Saturday, August 27, 2005

KFC's Secret Maya Recipes 2: Doodling with Channel Lighting.

I've just happens to got a chance to play around with the After Effects Plugin from Walker Effect.
It's rather cool to know that I can implement a kind of lighting technique created specially for 3d artist where we can change lighting on the fly in compositing stage. It's uses a method which is called "channel lighting" where we can use RGB light at 3 different source in order to let the software to extract the directions of light.
In order to test this new plugin. I've made a simple maya file in a few passes. Color, Diffuse (AO with imaged based light), Specular, RGB (3 directions),Ambient Occlusion and reflections pass.

Color Pass

Diffuse Pass (IBL Light)

Ambient Occlusion

RGB pass (sometimes I call it Normal pass)

Reflection Pass

Specular Pass



Now..... here's a little result after playing around with random settings.
Something I came out with accidentally with all of this pass. It seems quite cool tho. That's why I rather keep this instead. I've manage to tweak lighting on the fly and beable to match lighting to real footage pretty easily.
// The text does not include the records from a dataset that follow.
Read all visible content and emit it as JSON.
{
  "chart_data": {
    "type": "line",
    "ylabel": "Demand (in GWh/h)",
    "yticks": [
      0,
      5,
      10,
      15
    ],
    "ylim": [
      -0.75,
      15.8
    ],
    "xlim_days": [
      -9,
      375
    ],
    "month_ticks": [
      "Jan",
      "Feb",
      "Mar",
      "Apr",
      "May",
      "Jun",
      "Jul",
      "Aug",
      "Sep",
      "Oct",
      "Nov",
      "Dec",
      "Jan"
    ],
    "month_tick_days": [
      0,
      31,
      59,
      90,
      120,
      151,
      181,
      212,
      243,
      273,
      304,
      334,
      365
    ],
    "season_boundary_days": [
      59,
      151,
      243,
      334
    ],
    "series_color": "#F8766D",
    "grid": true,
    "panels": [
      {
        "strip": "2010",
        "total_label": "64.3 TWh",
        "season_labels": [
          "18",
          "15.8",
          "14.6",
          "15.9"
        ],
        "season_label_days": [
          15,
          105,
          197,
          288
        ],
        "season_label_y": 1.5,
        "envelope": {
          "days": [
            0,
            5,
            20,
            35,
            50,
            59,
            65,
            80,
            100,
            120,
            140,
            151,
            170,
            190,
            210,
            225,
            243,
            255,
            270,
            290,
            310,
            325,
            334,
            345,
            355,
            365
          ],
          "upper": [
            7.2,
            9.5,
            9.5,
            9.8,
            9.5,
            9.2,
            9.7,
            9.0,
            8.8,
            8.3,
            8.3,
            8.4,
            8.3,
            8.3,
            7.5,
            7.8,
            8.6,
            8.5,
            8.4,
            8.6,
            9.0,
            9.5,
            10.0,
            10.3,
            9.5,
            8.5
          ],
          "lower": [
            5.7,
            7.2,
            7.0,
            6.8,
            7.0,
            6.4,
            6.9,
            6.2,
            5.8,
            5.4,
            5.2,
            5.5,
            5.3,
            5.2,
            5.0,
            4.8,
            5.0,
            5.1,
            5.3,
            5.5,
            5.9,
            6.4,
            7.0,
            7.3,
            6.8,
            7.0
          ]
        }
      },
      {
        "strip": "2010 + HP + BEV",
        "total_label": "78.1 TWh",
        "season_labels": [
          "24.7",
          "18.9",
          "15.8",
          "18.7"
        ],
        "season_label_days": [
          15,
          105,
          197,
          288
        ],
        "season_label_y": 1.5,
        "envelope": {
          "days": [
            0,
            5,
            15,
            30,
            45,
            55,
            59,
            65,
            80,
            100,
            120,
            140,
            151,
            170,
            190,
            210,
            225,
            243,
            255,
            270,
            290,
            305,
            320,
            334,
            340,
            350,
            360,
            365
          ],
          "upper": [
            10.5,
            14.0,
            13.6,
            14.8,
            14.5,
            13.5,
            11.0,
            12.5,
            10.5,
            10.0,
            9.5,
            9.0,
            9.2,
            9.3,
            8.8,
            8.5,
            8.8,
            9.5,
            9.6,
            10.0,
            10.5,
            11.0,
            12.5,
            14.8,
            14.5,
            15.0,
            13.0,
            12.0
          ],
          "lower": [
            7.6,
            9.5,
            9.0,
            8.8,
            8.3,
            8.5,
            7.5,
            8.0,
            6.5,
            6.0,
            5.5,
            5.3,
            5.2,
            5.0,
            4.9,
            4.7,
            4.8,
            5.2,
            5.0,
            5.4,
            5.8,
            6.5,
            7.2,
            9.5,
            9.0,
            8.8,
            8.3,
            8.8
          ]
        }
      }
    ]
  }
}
I guess I'll be sticking to After Effect a little longer since I've got this nice little plugin here which can do all of the trick i need in shake.

I do have a few things I wanna do experiments on this plugin in this few days. Thinking of the simplicity of the rendered pass I need and also the time I can save from doing rendering output from maya in this way. One thing for sure is it's taking alot more hard disk space than usual. Someone might starts thinking about using jpg as the solution to this. But we definately needs to add a string "AW_JPEG_Q_FACTOR=100" to either our environment variable or maya.env file. Without this string is not cool because maya by default output with lower jpeg compression. So you ended up with lower quality results from compositor (bad antialiasing and etc).

Well... I can see that using this method, we can easily match lighting or even light our characters/objects in compositor very easily. Sometimes it's even easier than doing it in 3d software.

More info about this will come when I found time to use it on an actual production.